Encyclopedia
Please note this is a comparison between Version 1 by Sergio Atienza and Version 2 by Catherine Yang.
Hexaploid tritordeum is the amphiploid derived from the cross between the wild barley Hordeum chilense and durum wheat.
- tritordeum
- Hordeum chilense
- pre-breeding
1. Introduction
Rice, maize and common wheat are the most important crops for human consumption in the world. Both rice and maize are diploids, but bread wheat is an allohexaploid (2n = 6x =42, AABBDD) derived from the cross between Triticum turgidum (AABB) and Aegilops tauschii (DD) [1]. The allohexaploid genome structure of bread wheat is, in part, responsible for the adaptability of this crop to a wide range of climatic conditions [1].
The wide adaptability of polyploids is an interesting feature for breeding, but alloploidy has not been generally exploited by breeders since it is usually associated with sterility. The first triticale was obtained by Rimpau in 1888, after spontaneous chromosome doubling of hybrids from crosses between bread wheat and rye Rimpau, 1891 (as cited in [2]). The development of triticale from the first cultivars released in the 60 s to our days, exemplifies the possibilities of alloploidy for the development of new crops (reviewed by [2]).

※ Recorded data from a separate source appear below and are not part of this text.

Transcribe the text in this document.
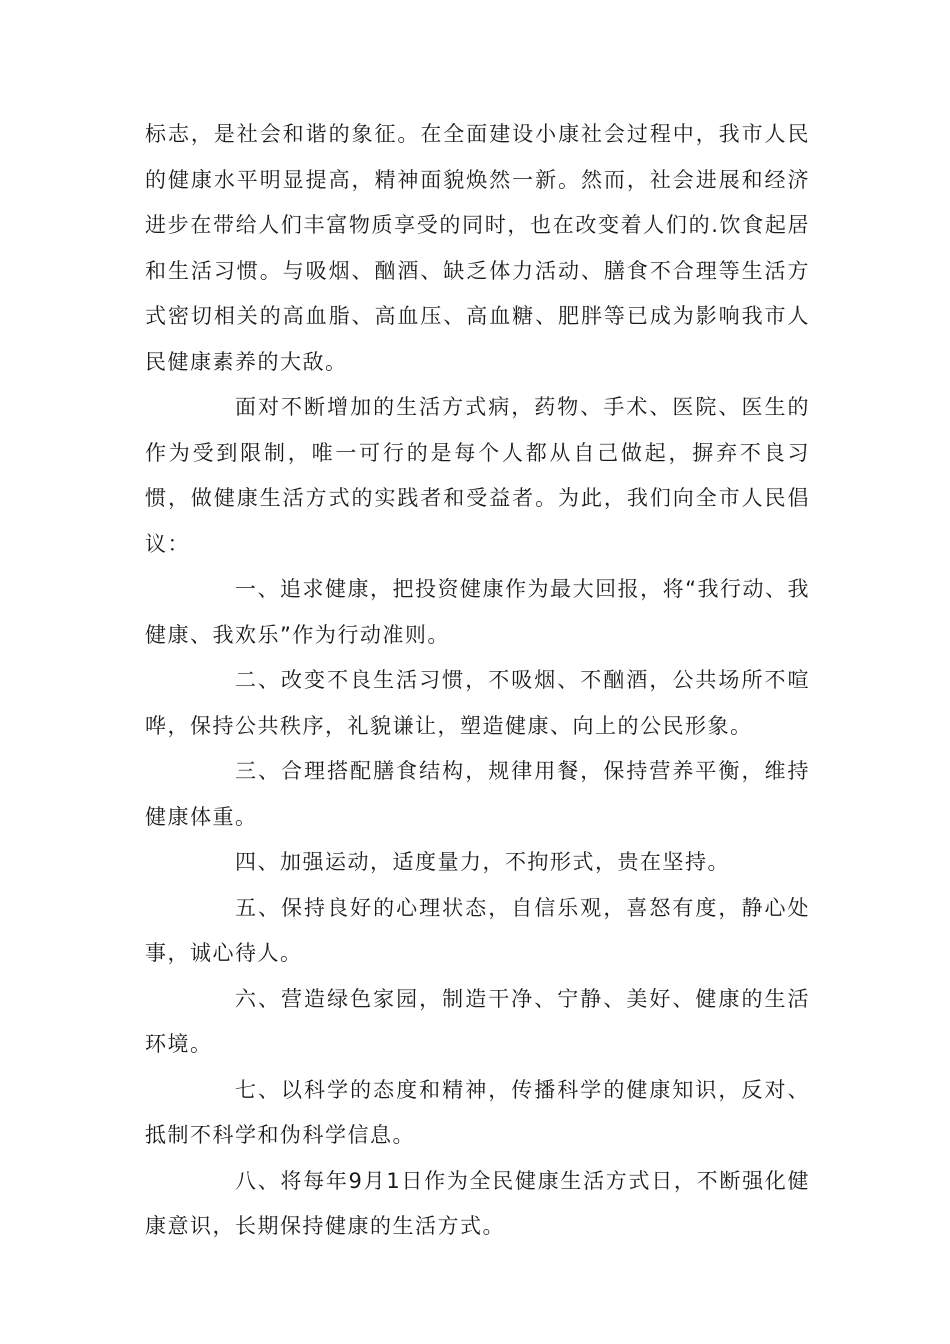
标志，是社会和谐的象征。在全面建设小康社会过程中，我市人民的健康水平明显提高，精神面貌焕然一新。然而，社会进展和经济进步在带给人们丰富物质享受的同时，也在改变着人们的.饮食起居和生活习惯。与吸烟、酗酒、缺乏体力活动、膳食不合理等生活方式密切相关的高血脂、高血压、高血糖、肥胖等已成为影响我市人民健康素养的大敌。

面对不断增加的生活方式病，药物、手术、医院、医生的作为受到限制，唯一可行的是每个人都从自己做起，摒弃不良习惯，做健康生活方式的实践者和受益者。为此，我们向全市人民倡议：

一、追求健康，把投资健康作为最大回报，将“我行动、我健康、我欢乐”作为行动准则。

二、改变不良生活习惯，不吸烟、不酗酒，公共场所不喧哗，保持公共秩序，礼貌谦让，塑造健康、向上的公民形象。

三、合理搭配膳食结构，规律用餐，保持营养平衡，维持健康体重。

四、加强运动，适度量力，不拘形式，贵在坚持。

五、保持良好的心理状态，自信乐观，喜怒有度，静心处事，诚心待人。

六、营造绿色家园，制造干净、宁静、美好、健康的生活环境。

七、以科学的态度和精神，传播科学的健康知识，反对、抵制不科学和伪科学信息。

八、将每年9月1日作为全民健康生活方式日，不断强化健康意识，长期保持健康的生活方式。
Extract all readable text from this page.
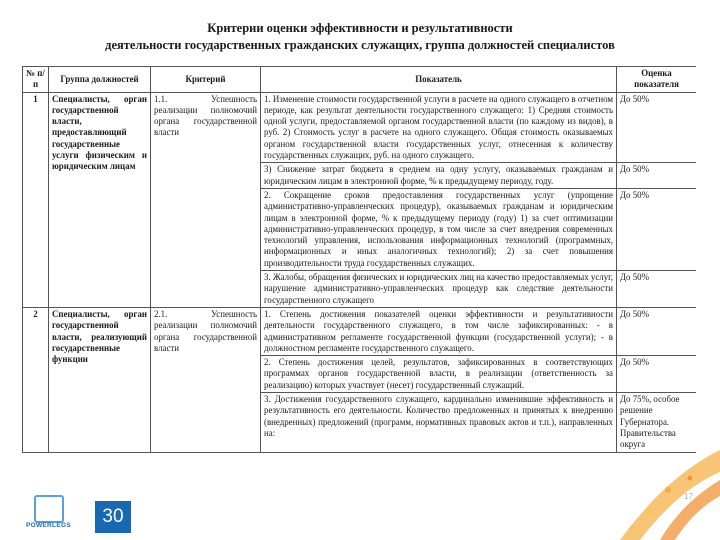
Критерии оценки эффективности и результативности
деятельности государственных гражданских служащих, группа должностей специалистов
№ п/п	Группа должностей	Критерий	Показатель	Оценка показателя
1	Специалисты, орган государственной власти, предоставляющий государственные услуги физическим и юридическим лицам	1.1. Успешность реализации полномочий органа государственной власти	1. Изменение стоимости государственной услуги в расчете на одного служащего в отчетном периоде, как результат деятельности государственного служащего: 1) Средняя стоимость одной услуги, предоставляемой органом государственной власти (по каждому из видов), в руб. 2) Стоимость услуг в расчете на одного служащего. Общая стоимость оказываемых органом государственной власти государственных услуг, отнесенная к количеству государственных служащих, руб. на одного служащего.	До 50%
			3) Снижение затрат бюджета в среднем на одну услугу, оказываемых гражданам и юридическим лицам в электронной форме, % к предыдущему периоду, году.	До 50%
			2. Сокращение сроков предоставления государственных услуг (упрощение административно-управленческих процедур), оказываемых гражданам и юридическим лицам в электронной форме, % к предыдущему периоду (году) 1) за счет оптимизации административно-управленческих процедур, в том числе за счет внедрения современных технологий управления, использования информационных технологий (программных, информационных и иных аналогичных технологий); 2) за счет повышения производительности труда государственных служащих.	До 50%
			3. Жалобы, обращения физических и юридических лиц на качество предоставляемых услуг, нарушение административно-управленческих процедур как следствие деятельности государственного служащего	До 50%
2	Специалисты, орган государственной власти, реализующий государственные функции	2.1. Успешность реализации полномочий органа государственной власти	1. Степень достижения показателей оценки эффективности и результативности деятельности государственного служащего, в том числе зафиксированных: - в административном регламенте государственной функции (государственной услуги); - в должностном регламенте государственного служащего.	До 50%
			2. Степень достижения целей, результатов, зафиксированных в соответствующих программах органов государственной власти, в реализации (ответственность за реализацию) которых участвует (несет) государственный служащий.	До 50%
			3. Достижения государственного служащего, кардинально изменившие эффективность и результативность его деятельности. Количество предложенных и принятых к внедрению (внедренных) предложений (программ, нормативных правовых актов и т.п.), направленных на:	До 75%, особое решение Губернатора. Правительства округа
POWERLEGS	30
17
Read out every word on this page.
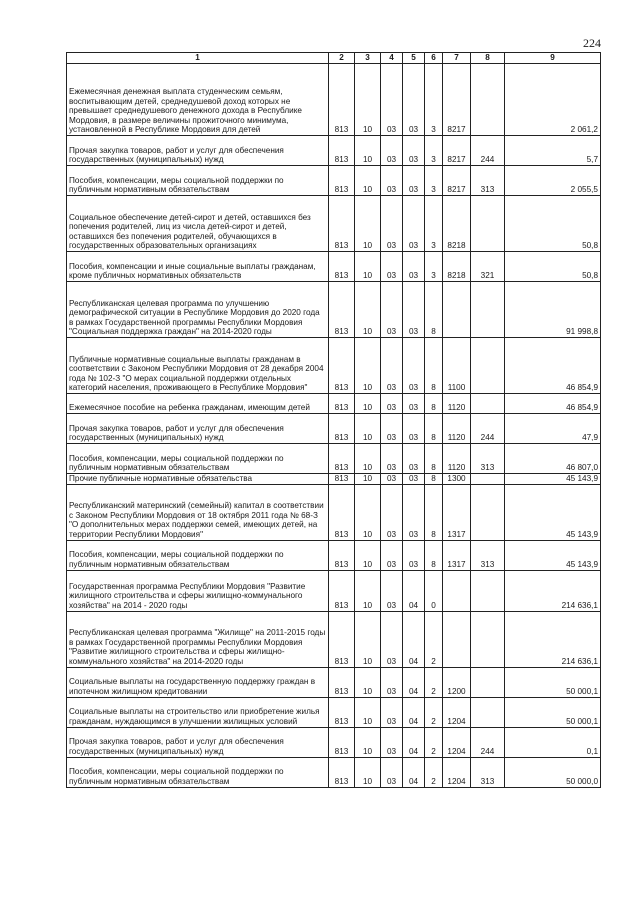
224
1	2	3	4	5	6	7	8	9
Ежемесячная денежная выплата студенческим семьям, воспитывающим детей, среднедушевой доход которых не превышает среднедушевого денежного дохода в Республике Мордовия, в размере величины прожиточного минимума, установленной в Республике Мордовия для детей	813	10	03	03	3	8217		2 061,2
Прочая закупка товаров, работ и услуг для обеспечения государственных (муниципальных) нужд	813	10	03	03	3	8217	244	5,7
Пособия, компенсации, меры социальной поддержки по публичным нормативным обязательствам	813	10	03	03	3	8217	313	2 055,5
Социальное обеспечение детей-сирот и детей, оставшихся без попечения родителей, лиц из числа детей-сирот и детей, оставшихся без попечения родителей, обучающихся в государственных образовательных организациях	813	10	03	03	3	8218		50,8
Пособия, компенсации и иные социальные выплаты гражданам, кроме публичных нормативных обязательств	813	10	03	03	3	8218	321	50,8
Республиканская целевая программа по улучшению демографической ситуации в Республике Мордовия до 2020 года в рамках Государственной программы Республики Мордовия "Социальная поддержка граждан" на 2014-2020 годы	813	10	03	03	8			91 998,8
Публичные нормативные социальные выплаты гражданам в соответствии с Законом Республики Мордовия от 28 декабря 2004 года № 102-З "О мерах социальной поддержки отдельных категорий населения, проживающего в Республике Мордовия"	813	10	03	03	8	1100		46 854,9
Ежемесячное пособие на ребенка гражданам, имеющим детей	813	10	03	03	8	1120		46 854,9
Прочая закупка товаров, работ и услуг для обеспечения государственных (муниципальных) нужд	813	10	03	03	8	1120	244	47,9
Пособия, компенсации, меры социальной поддержки по публичным нормативным обязательствам	813	10	03	03	8	1120	313	46 807,0
Прочие публичные нормативные обязательства	813	10	03	03	8	1300		45 143,9
Республиканский материнский (семейный) капитал в соответствии с Законом Республики Мордовия от 18 октября 2011 года № 68-З "О дополнительных мерах поддержки семей, имеющих детей, на территории Республики Мордовия"	813	10	03	03	8	1317		45 143,9
Пособия, компенсации, меры социальной поддержки по публичным нормативным обязательствам	813	10	03	03	8	1317	313	45 143,9
Государственная программа Республики Мордовия "Развитие жилищного строительства и сферы жилищно-коммунального хозяйства" на 2014 - 2020 годы	813	10	03	04	0			214 636,1
Республиканская целевая программа "Жилище" на 2011-2015 годы в рамках Государственной программы Республики Мордовия "Развитие жилищного строительства и сферы жилищно-коммунального хозяйства" на 2014-2020 годы	813	10	03	04	2			214 636,1
Социальные выплаты на государственную поддержку граждан в ипотечном жилищном кредитовании	813	10	03	04	2	1200		50 000,1
Социальные выплаты на строительство или приобретение жилья гражданам, нуждающимся в улучшении жилищных условий	813	10	03	04	2	1204		50 000,1
Прочая закупка товаров, работ и услуг для обеспечения государственных (муниципальных) нужд	813	10	03	04	2	1204	244	0,1
Пособия, компенсации, меры социальной поддержки по публичным нормативным обязательствам	813	10	03	04	2	1204	313	50 000,0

The success of triticale renewed the interest of developing new synthetic amphiploids between barley and wheat. Plant breeders had been interested in crossing both crops since the beginning of the 20th century (reviewed by [3]), but fertile amphiploids were only obtained when the wild barley Hordeum chilense Roem. et Schultz. was used. This new species was named tritordeum (× Tritordeum martini A. Pujadas) [4]. Octoploid [5] and hexaploid [6] tritordeums were obtained from the crosses between H. chilense (as mother) and common or durum wheat as pollen donors, respectively. Both tritordeums were initially considered for breeding but the hexaploid became the species of choice since octoploid tritordeums showed a high chromosome instability. A similar situation happens in triticale. Although different ploidy levels have been developed and studied, only hexaploid triticale (× Triticosecale Wittmack, 2n = 6x = 42) has commercial application (reviewed by [2]).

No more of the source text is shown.